“Let anyone while he is young and has strong and steady nerves, a quick eye and patience to learn his business thoroughly, try it, and perhaps he will not repent. Let him begin by learning the uses, places and combination of the harness to the last buckle. Then if he can find a good professor, let him sit beside him, watch, listen and learn.... Then he may go far and certainly might fare worse.” Major-General Sir C. Teesdale.
These two photos showing Mr. J. Watson Webb driving the homemade tandem practice cart were taken about 1903 in Shelburne, Vermont. The two horses are Mary (leader) and Auburn Maid (wheeler).
“GOING-TO-COVER” CART
Black and white with red gear. Trimmed in eggshell corduroy.
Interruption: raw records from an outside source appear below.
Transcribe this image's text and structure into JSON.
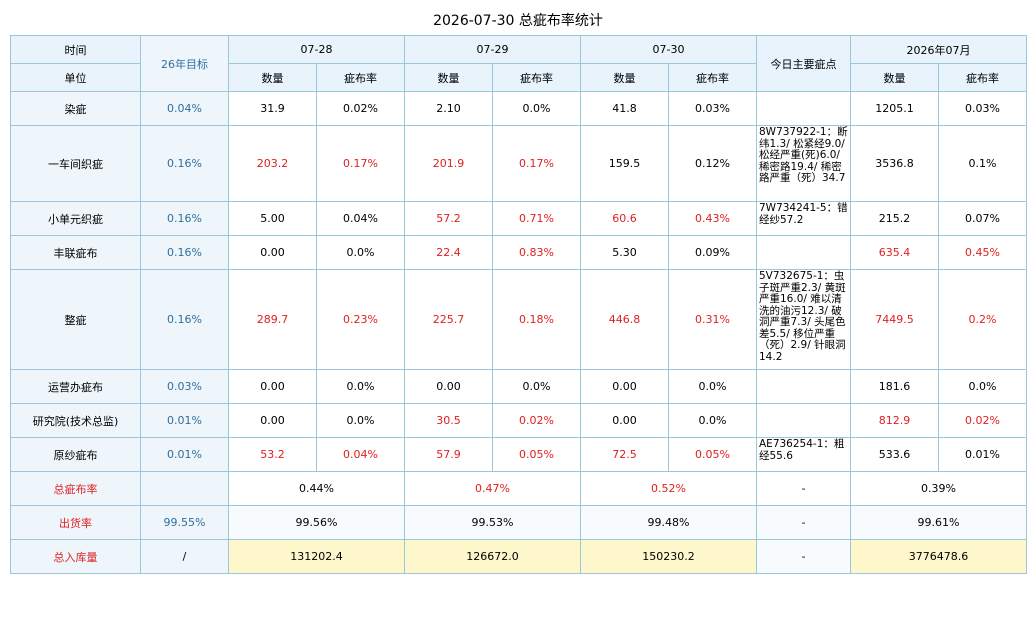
{
  "title": "2026-07-30 总疵布率统计",
  "header": {
    "time_label": "时间",
    "unit_label": "单位",
    "target_label": "26年目标",
    "dates": [
      "07-28",
      "07-29",
      "07-30"
    ],
    "main_defect_label": "今日主要疵点",
    "month_label": "2026年07月",
    "qty_label": "数量",
    "rate_label": "疵布率"
  },
  "rows": [
    {
      "name": "染疵",
      "target": "0.04%",
      "d1": {
        "q": "31.9",
        "r": "0.02%"
      },
      "d2": {
        "q": "2.10",
        "r": "0.0%"
      },
      "d3": {
        "q": "41.8",
        "r": "0.03%"
      },
      "note": "",
      "month": {
        "q": "1205.1",
        "r": "0.03%"
      }
    },
    {
      "name": "一车间织疵",
      "target": "0.16%",
      "d1": {
        "q": "203.2",
        "r": "0.17%"
      },
      "d2": {
        "q": "201.9",
        "r": "0.17%"
      },
      "d3": {
        "q": "159.5",
        "r": "0.12%"
      },
      "note": "8W737922-1：断纬1.3/ 松紧经9.0/ 松经严重(死)6.0/ 稀密路19.4/ 稀密路严重（死）34.7",
      "month": {
        "q": "3536.8",
        "r": "0.1%"
      }
    },
    {
      "name": "小单元织疵",
      "target": "0.16%",
      "d1": {
        "q": "5.00",
        "r": "0.04%"
      },
      "d2": {
        "q": "57.2",
        "r": "0.71%"
      },
      "d3": {
        "q": "60.6",
        "r": "0.43%"
      },
      "note": "7W734241-5：错经纱57.2",
      "month": {
        "q": "215.2",
        "r": "0.07%"
      }
    },
    {
      "name": "丰联疵布",
      "target": "0.16%",
      "d1": {
        "q": "0.00",
        "r": "0.0%"
      },
      "d2": {
        "q": "22.4",
        "r": "0.83%"
      },
      "d3": {
        "q": "5.30",
        "r": "0.09%"
      },
      "note": "",
      "month": {
        "q": "635.4",
        "r": "0.45%"
      }
    },
    {
      "name": "整疵",
      "target": "0.16%",
      "d1": {
        "q": "289.7",
        "r": "0.23%"
      },
      "d2": {
        "q": "225.7",
        "r": "0.18%"
      },
      "d3": {
        "q": "446.8",
        "r": "0.31%"
      },
      "note": "5V732675-1：虫子斑严重2.3/ 黄斑严重16.0/ 难以清洗的油污12.3/ 破洞严重7.3/ 头尾色差5.5/ 移位严重（死）2.9/ 针眼洞14.2",
      "month": {
        "q": "7449.5",
        "r": "0.2%"
      }
    },
    {
      "name": "运营办疵布",
      "target": "0.03%",
      "d1": {
        "q": "0.00",
        "r": "0.0%"
      },
      "d2": {
        "q": "0.00",
        "r": "0.0%"
      },
      "d3": {
        "q": "0.00",
        "r": "0.0%"
      },
      "note": "",
      "month": {
        "q": "181.6",
        "r": "0.0%"
      }
    },
    {
      "name": "研究院(技术总监)",
      "target": "0.01%",
      "d1": {
        "q": "0.00",
        "r": "0.0%"
      },
      "d2": {
        "q": "30.5",
        "r": "0.02%"
      },
      "d3": {
        "q": "0.00",
        "r": "0.0%"
      },
      "note": "",
      "month": {
        "q": "812.9",
        "r": "0.02%"
      }
    },
    {
      "name": "原纱疵布",
      "target": "0.01%",
      "d1": {
        "q": "53.2",
        "r": "0.04%"
      },
      "d2": {
        "q": "57.9",
        "r": "0.05%"
      },
      "d3": {
        "q": "72.5",
        "r": "0.05%"
      },
      "note": "AE736254-1：粗经55.6",
      "month": {
        "q": "533.6",
        "r": "0.01%"
      }
    }
  ],
  "summary": {
    "total_rate": {
      "label": "总疵布率",
      "target": "",
      "d1": "0.44%",
      "d2": "0.47%",
      "d3": "0.52%",
      "note": "-",
      "month": "0.39%"
    },
    "ship_rate": {
      "label": "出货率",
      "target": "99.55%",
      "d1": "99.56%",
      "d2": "99.53%",
      "d3": "99.48%",
      "note": "-",
      "month": "99.61%"
    },
    "stock_in": {
      "label": "总入库量",
      "target": "/",
      "d1": "131202.4",
      "d2": "126672.0",
      "d3": "150230.2",
      "note": "-",
      "month": "3776478.6"
    }
  },
  "colors": {
    "border": "#9cc6d9",
    "header_bg": "#e8f3fb",
    "highlight_red": "#e02020",
    "target_blue": "#2e6e9e",
    "stock_bg": "#fff7cc"
  }
}
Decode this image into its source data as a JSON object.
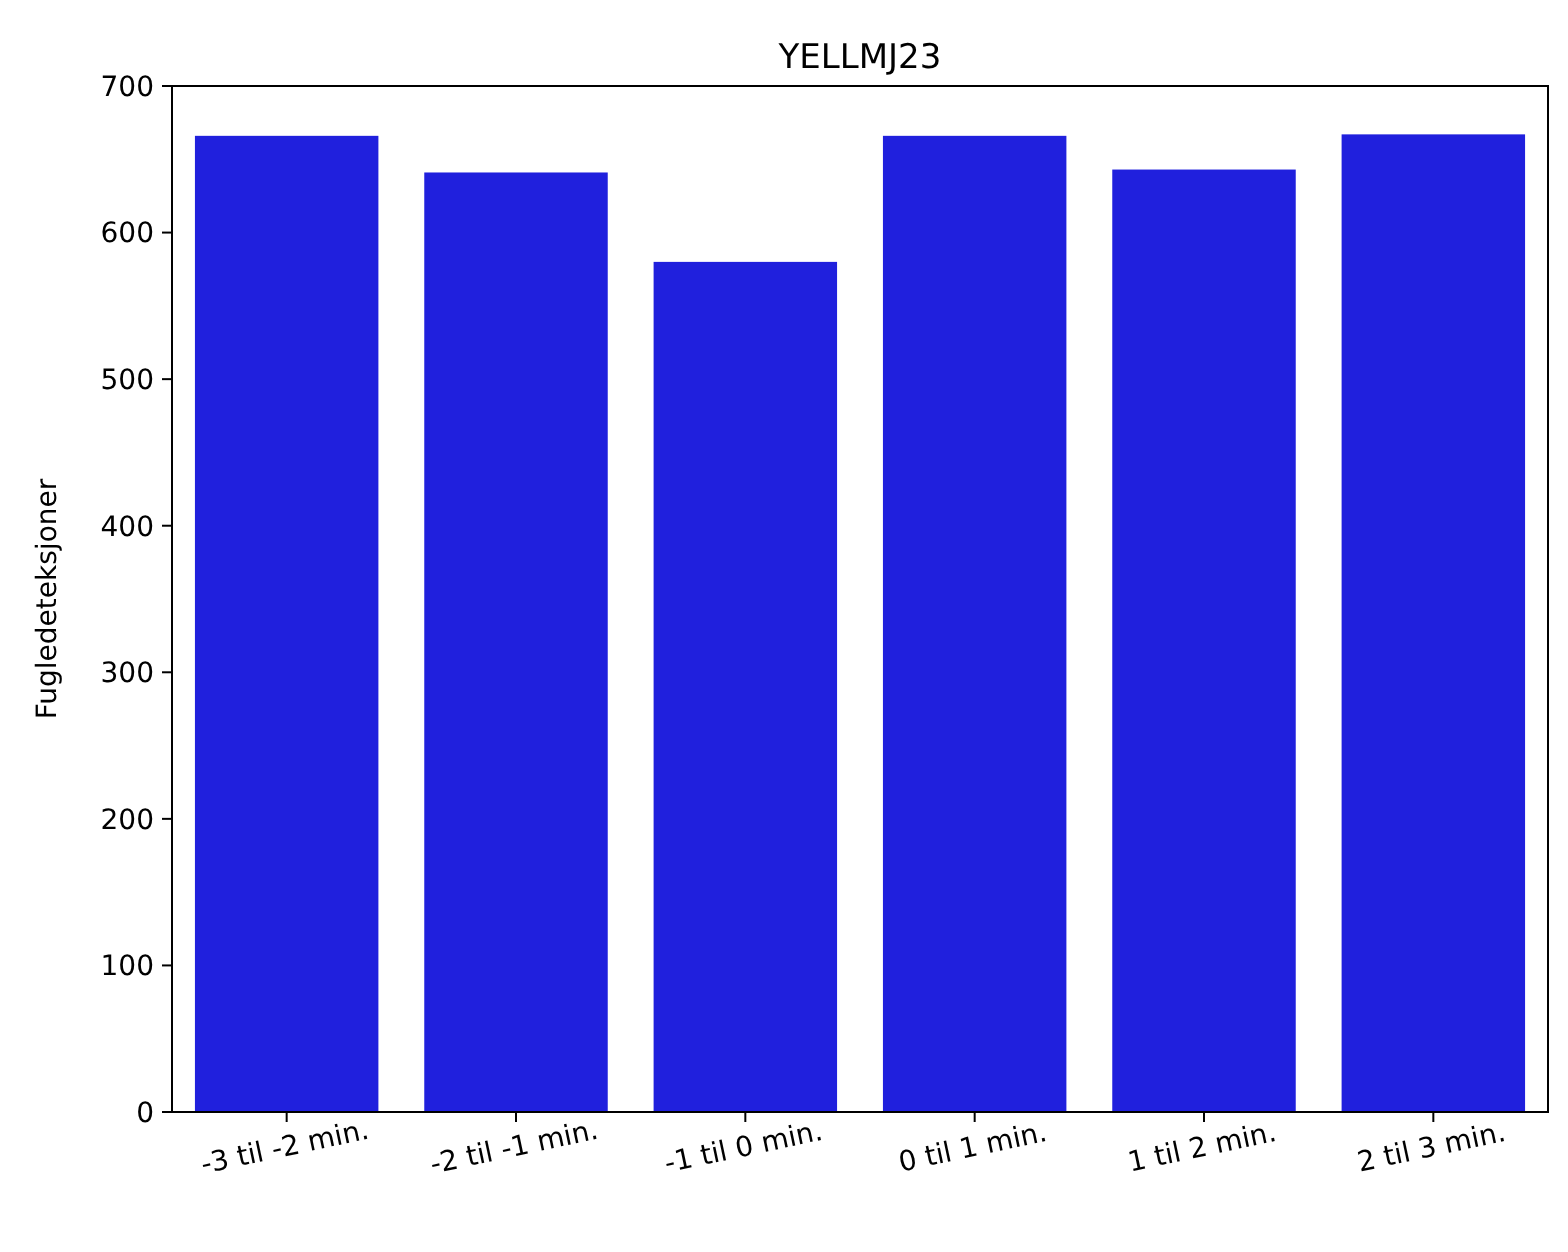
{
  "chart_data": {
    "type": "bar",
    "title": "YELLMJ23",
    "ylabel": "Fugledeteksjoner",
    "categories": [
      "-3 til -2 min.",
      "-2 til -1 min.",
      "-1 til 0 min.",
      "0 til 1 min.",
      "1 til 2 min.",
      "2 til 3 min."
    ],
    "values": [
      666,
      641,
      580,
      666,
      643,
      667
    ],
    "color": "#2020dd",
    "ylim": [
      0,
      700
    ],
    "yticks": [
      0,
      100,
      200,
      300,
      400,
      500,
      600,
      700
    ],
    "grid": false
  }
}
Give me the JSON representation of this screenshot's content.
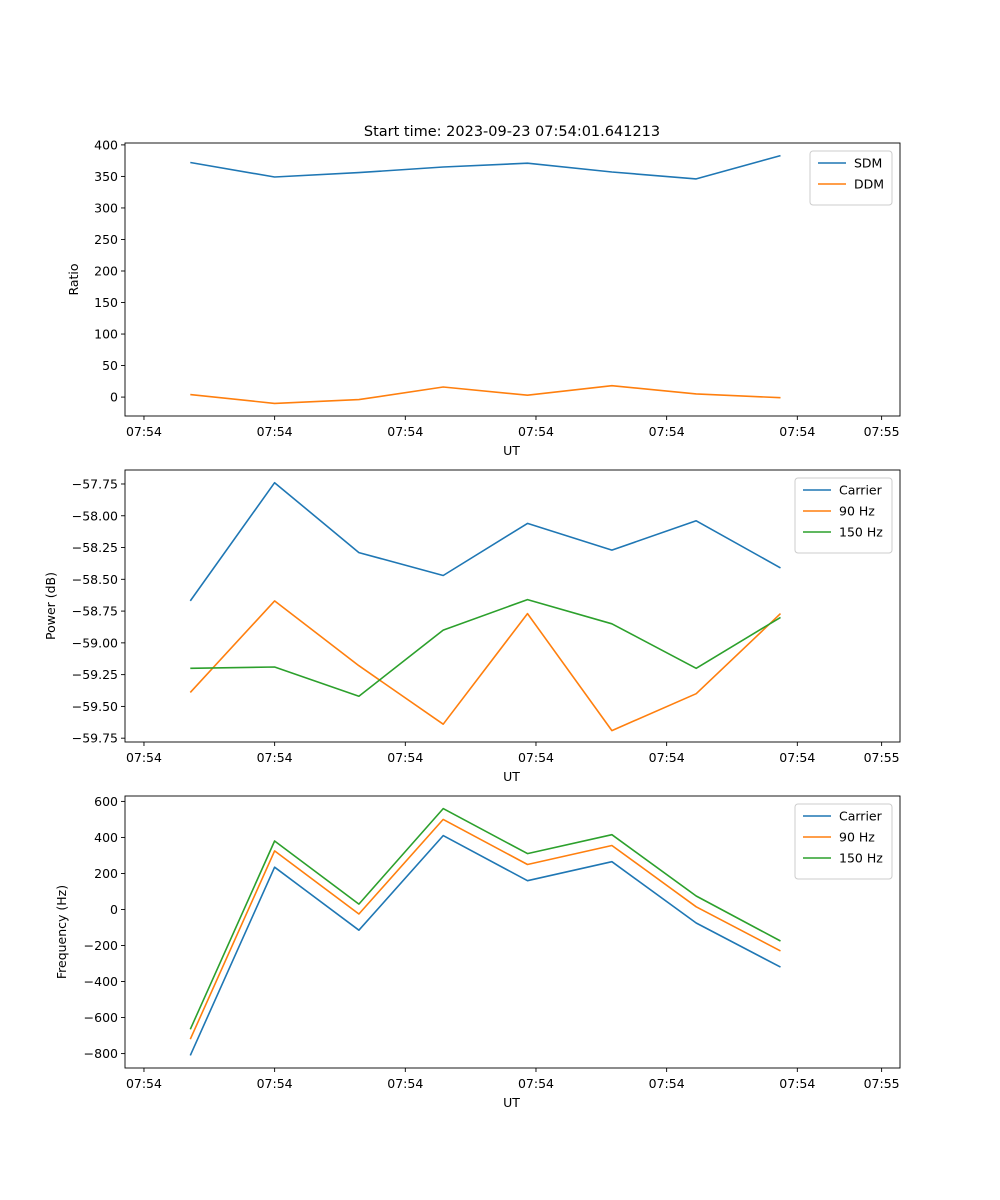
{
  "figure_title": "Start time: 2023-09-23 07:54:01.641213",
  "colors": {
    "blue": "#1f77b4",
    "orange": "#ff7f0e",
    "green": "#2ca02c"
  },
  "chart_data": [
    {
      "type": "line",
      "title": "Start time: 2023-09-23 07:54:01.641213",
      "xlabel": "UT",
      "ylabel": "Ratio",
      "x": [
        1,
        2,
        3,
        4,
        5,
        6,
        7,
        8
      ],
      "xlim": [
        0.225,
        9.418
      ],
      "xticks": [
        0.45,
        2,
        3.55,
        5.1,
        6.65,
        8.2,
        9.2
      ],
      "xticklabels": [
        "07:54",
        "07:54",
        "07:54",
        "07:54",
        "07:54",
        "07:54",
        "07:55"
      ],
      "ylim": [
        -30,
        403
      ],
      "yticks": [
        0,
        50,
        100,
        150,
        200,
        250,
        300,
        350,
        400
      ],
      "yticklabels": [
        "0",
        "50",
        "100",
        "150",
        "200",
        "250",
        "300",
        "350",
        "400"
      ],
      "legend_position": "top-right",
      "series": [
        {
          "name": "SDM",
          "color": "#1f77b4",
          "values": [
            372,
            349,
            356,
            365,
            371,
            357,
            346,
            383
          ]
        },
        {
          "name": "DDM",
          "color": "#ff7f0e",
          "values": [
            4,
            -10,
            -4,
            16,
            3,
            18,
            5,
            -1
          ]
        }
      ]
    },
    {
      "type": "line",
      "title": "",
      "xlabel": "UT",
      "ylabel": "Power (dB)",
      "x": [
        1,
        2,
        3,
        4,
        5,
        6,
        7,
        8
      ],
      "xlim": [
        0.225,
        9.418
      ],
      "xticks": [
        0.45,
        2,
        3.55,
        5.1,
        6.65,
        8.2,
        9.2
      ],
      "xticklabels": [
        "07:54",
        "07:54",
        "07:54",
        "07:54",
        "07:54",
        "07:54",
        "07:55"
      ],
      "ylim": [
        -59.78,
        -57.64
      ],
      "yticks": [
        -59.75,
        -59.5,
        -59.25,
        -59.0,
        -58.75,
        -58.5,
        -58.25,
        -58.0,
        -57.75
      ],
      "yticklabels": [
        "−59.75",
        "−59.50",
        "−59.25",
        "−59.00",
        "−58.75",
        "−58.50",
        "−58.25",
        "−58.00",
        "−57.75"
      ],
      "legend_position": "top-right",
      "series": [
        {
          "name": "Carrier",
          "color": "#1f77b4",
          "values": [
            -58.67,
            -57.74,
            -58.29,
            -58.47,
            -58.06,
            -58.27,
            -58.04,
            -58.41
          ]
        },
        {
          "name": "90 Hz",
          "color": "#ff7f0e",
          "values": [
            -59.39,
            -58.67,
            -59.18,
            -59.64,
            -58.77,
            -59.69,
            -59.4,
            -58.77
          ]
        },
        {
          "name": "150 Hz",
          "color": "#2ca02c",
          "values": [
            -59.2,
            -59.19,
            -59.42,
            -58.9,
            -58.66,
            -58.85,
            -59.2,
            -58.8
          ]
        }
      ]
    },
    {
      "type": "line",
      "title": "",
      "xlabel": "UT",
      "ylabel": "Frequency (Hz)",
      "x": [
        1,
        2,
        3,
        4,
        5,
        6,
        7,
        8
      ],
      "xlim": [
        0.225,
        9.418
      ],
      "xticks": [
        0.45,
        2,
        3.55,
        5.1,
        6.65,
        8.2,
        9.2
      ],
      "xticklabels": [
        "07:54",
        "07:54",
        "07:54",
        "07:54",
        "07:54",
        "07:54",
        "07:55"
      ],
      "ylim": [
        -880,
        630
      ],
      "yticks": [
        -800,
        -600,
        -400,
        -200,
        0,
        200,
        400,
        600
      ],
      "yticklabels": [
        "−800",
        "−600",
        "−400",
        "−200",
        "0",
        "200",
        "400",
        "600"
      ],
      "legend_position": "top-right",
      "series": [
        {
          "name": "Carrier",
          "color": "#1f77b4",
          "values": [
            -810,
            235,
            -115,
            410,
            160,
            265,
            -75,
            -320
          ]
        },
        {
          "name": "90 Hz",
          "color": "#ff7f0e",
          "values": [
            -720,
            325,
            -25,
            500,
            250,
            355,
            15,
            -230
          ]
        },
        {
          "name": "150 Hz",
          "color": "#2ca02c",
          "values": [
            -665,
            380,
            30,
            560,
            310,
            415,
            75,
            -175
          ]
        }
      ]
    }
  ]
}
This dog cart was one of the types approved for tandem driving by the Tandem Club of New York. In design it was copied from a dog cart shown in the print by C. C. Henderson entitled Going-to-Cover, which has been described by authorities as a truly ideal sporting picture of the tandem team. Originally the dogs would have been taken to cover in the capacious boot which was ventilated on either side with louvered spaces.
Tandem driving was practiced by the ladies as well as by gentlemen, and in fact Lady Georgiana Curzon wrote the tandem chapter in Driving, the volume on that sport written for the Badminton Library of Sports and Pastimes, published in 1889.
This cart was built by Brewster and Company of New York.